Gardeners know full well that good soil grows great food and flowers. Today’s soil, however, can be lacking in essential microbes because of treatment with chemicals or addition of essentially “dead” compost.

Fortunately, we can regenerate our soil while also keeping our kitchen scraps out of the landfill. To give your compost a kick start, add scraps that are alive with microbes.

The whey water that separates out on top of your yogurt is full of life. Kefir and rice water, too. Kombucha scobys are also great to chop up and add in; unpasteurized kimchi and sauerkraut as well.

Even if your compost pile is frozen, adding these in along with a carbon-rich amendment such as dried leaves, wood chips or untreated sawdust will help warm things up and break things down.

Those of you hesitant to walk out to your composter in the winter months might be looking for an indoor method of processing kitchen scraps. Enter Bokashi.

Initially practiced in Japan, Bokashi, meaning fermentation, is a simple two-part process of turning food into soil. Food scraps are chopped up and then sprinkled with a microbe-infused wheat germ that begins the process of cell-wall breakdown in your indoor bucket. The scraps actually smell great as they gradually ferment over a three-week period in an anaerobic environment, covered with a plate or plastic sheath.
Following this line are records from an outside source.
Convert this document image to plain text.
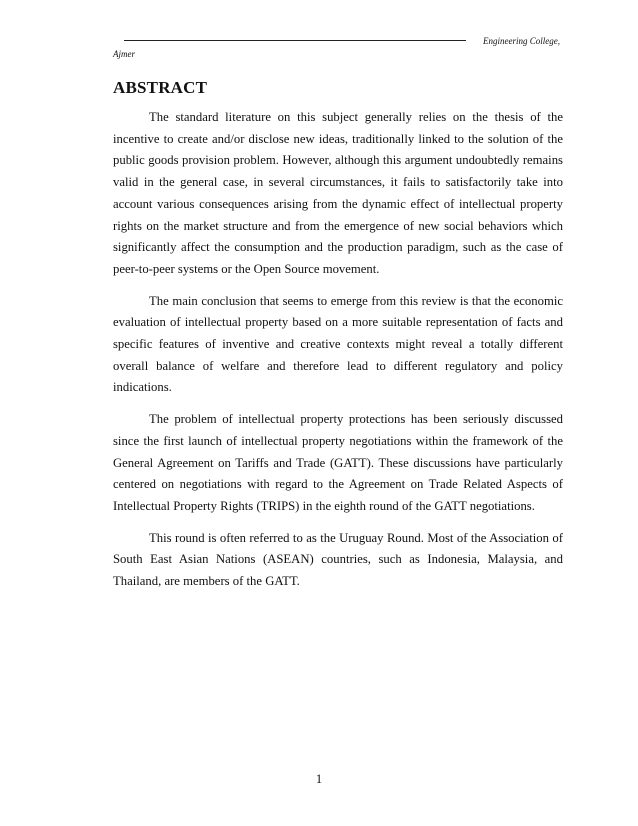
Engineering College,
Ajmer
ABSTRACT

The standard literature on this subject generally relies on the thesis of the incentive to create and/or disclose new ideas, traditionally linked to the solution of the public goods provision problem. However, although this argument undoubtedly remains valid in the general case, in several circumstances, it fails to satisfactorily take into account various consequences arising from the dynamic effect of intellectual property rights on the market structure and from the emergence of new social behaviors which significantly affect the consumption and the production paradigm, such as the case of peer-to-peer systems or the Open Source movement.

The main conclusion that seems to emerge from this review is that the economic evaluation of intellectual property based on a more suitable representation of facts and specific features of inventive and creative contexts might reveal a totally different overall balance of welfare and therefore lead to different regulatory and policy indications.

The problem of intellectual property protections has been seriously discussed since the first launch of intellectual property negotiations within the framework of the General Agreement on Tariffs and Trade (GATT). These discussions have particularly centered on negotiations with regard to the Agreement on Trade Related Aspects of Intellectual Property Rights (TRIPS) in the eighth round of the GATT negotiations.

This round is often referred to as the Uruguay Round. Most of the Association of South East Asian Nations (ASEAN) countries, such as Indonesia, Malaysia, and Thailand, are members of the GATT.

1
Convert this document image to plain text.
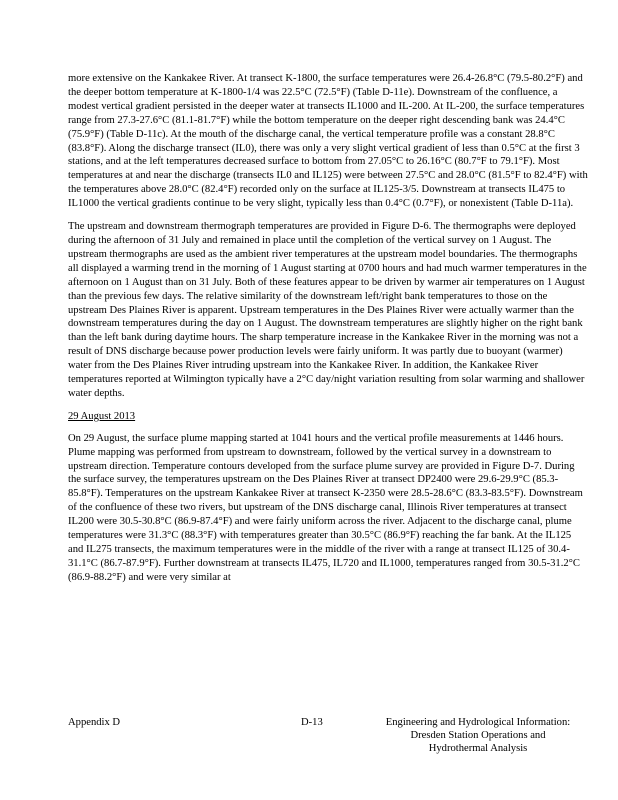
more extensive on the Kankakee River. At transect K-1800, the surface temperatures were 26.4-26.8°C (79.5-80.2°F) and the deeper bottom temperature at K-1800-1/4 was 22.5°C (72.5°F) (Table D-11e). Downstream of the confluence, a modest vertical gradient persisted in the deeper water at transects IL1000 and IL-200. At IL-200, the surface temperatures range from 27.3-27.6°C (81.1-81.7°F) while the bottom temperature on the deeper right descending bank was 24.4°C (75.9°F) (Table D-11c). At the mouth of the discharge canal, the vertical temperature profile was a constant 28.8°C (83.8°F). Along the discharge transect (IL0), there was only a very slight vertical gradient of less than 0.5°C at the first 3 stations, and at the left temperatures decreased surface to bottom from 27.05°C to 26.16°C (80.7°F to 79.1°F). Most temperatures at and near the discharge (transects IL0 and IL125) were between 27.5°C and 28.0°C (81.5°F to 82.4°F) with the temperatures above 28.0°C (82.4°F) recorded only on the surface at IL125-3/5. Downstream at transects IL475 to IL1000 the vertical gradients continue to be very slight, typically less than 0.4°C (0.7°F), or nonexistent (Table D-11a).

The upstream and downstream thermograph temperatures are provided in Figure D-6. The thermographs were deployed during the afternoon of 31 July and remained in place until the completion of the vertical survey on 1 August. The upstream thermographs are used as the ambient river temperatures at the upstream model boundaries. The thermographs all displayed a warming trend in the morning of 1 August starting at 0700 hours and had much warmer temperatures in the afternoon on 1 August than on 31 July. Both of these features appear to be driven by warmer air temperatures on 1 August than the previous few days. The relative similarity of the downstream left/right bank temperatures to those on the upstream Des Plaines River is apparent. Upstream temperatures in the Des Plaines River were actually warmer than the downstream temperatures during the day on 1 August. The downstream temperatures are slightly higher on the right bank than the left bank during daytime hours. The sharp temperature increase in the Kankakee River in the morning was not a result of DNS discharge because power production levels were fairly uniform. It was partly due to buoyant (warmer) water from the Des Plaines River intruding upstream into the Kankakee River. In addition, the Kankakee River temperatures reported at Wilmington typically have a 2°C day/night variation resulting from solar warming and shallower water depths.

29 August 2013

On 29 August, the surface plume mapping started at 1041 hours and the vertical profile measurements at 1446 hours. Plume mapping was performed from upstream to downstream, followed by the vertical survey in a downstream to upstream direction. Temperature contours developed from the surface plume survey are provided in Figure D-7. During the surface survey, the temperatures upstream on the Des Plaines River at transect DP2400 were 29.6-29.9°C (85.3-85.8°F). Temperatures on the upstream Kankakee River at transect K-2350 were 28.5-28.6°C (83.3-83.5°F). Downstream of the confluence of these two rivers, but upstream of the DNS discharge canal, Illinois River temperatures at transect IL200 were 30.5-30.8°C (86.9-87.4°F) and were fairly uniform across the river. Adjacent to the discharge canal, plume temperatures were 31.3°C (88.3°F) with temperatures greater than 30.5°C (86.9°F) reaching the far bank. At the IL125 and IL275 transects, the maximum temperatures were in the middle of the river with a range at transect IL125 of 30.4-31.1°C (86.7-87.9°F). Further downstream at transects IL475, IL720 and IL1000, temperatures ranged from 30.5-31.2°C (86.9-88.2°F) and were very similar at

Appendix D	D-13	Engineering and Hydrological Information:
Dresden Station Operations and
Hydrothermal Analysis
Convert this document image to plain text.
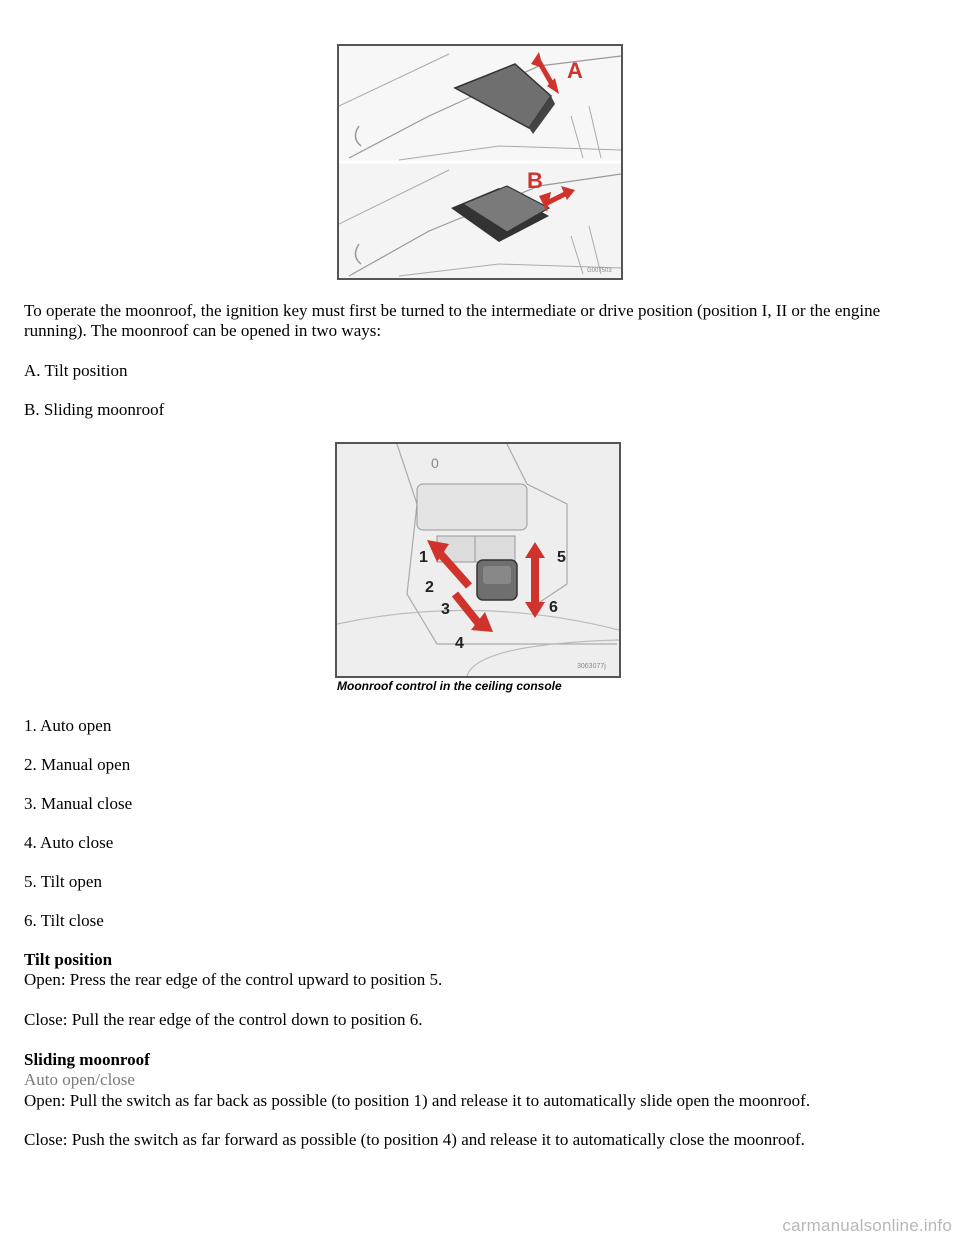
A
B
G007503
To operate the moonroof, the ignition key must first be turned to the intermediate or drive position (position I, II or the engine running). The moonroof can be opened in two ways:
A. Tilt position
B. Sliding moonroof
0
1
2
3
4
5
6
3063077j
Moonroof control in the ceiling console
1. Auto open
2. Manual open
3. Manual close
4. Auto close
5. Tilt open
6. Tilt close
Tilt position
Open: Press the rear edge of the control upward to position 5.
Close: Pull the rear edge of the control down to position 6.
Sliding moonroof
Auto open/close
Open: Pull the switch as far back as possible (to position 1) and release it to automatically slide open the moonroof.
Close: Push the switch as far forward as possible (to position 4) and release it to automatically close the moonroof.
carmanualsonline.info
Once fermented, you can either dig this into your garden at a depth of about six inches, or wait until the garden thaws and dig it in then. In another three weeks, with the help of the active microbes, the scraps will rapidly become indistinguishable from the soil.

Gardeners who have tested out this unusual way of managing their household food “waste” swear by it; the proof is in the size of the squash and deep green of their broccoli. Outdoor composters naturally attract microbes as well, worms and bugs that are happy to make a meal of your leftovers.

If you’d like to stay indoors this winter, you can create a worm bin, but beware that it is like having a few hundred tiny pets. Instructions for creating your own worm habitat are readily available online.

Finding the red wiggler worms to seed your bin with may be your biggest challenge. Contact Let’s Talk Trash to get tips on where to source these locally. Hint: a compost pile or horse manure may be a great start.

Whether indoors or out, we all know our food scraps are wasted when tossed into the appropriately named waste bin. Finding a method of turning your scraps into black gold can be a feel good winter project.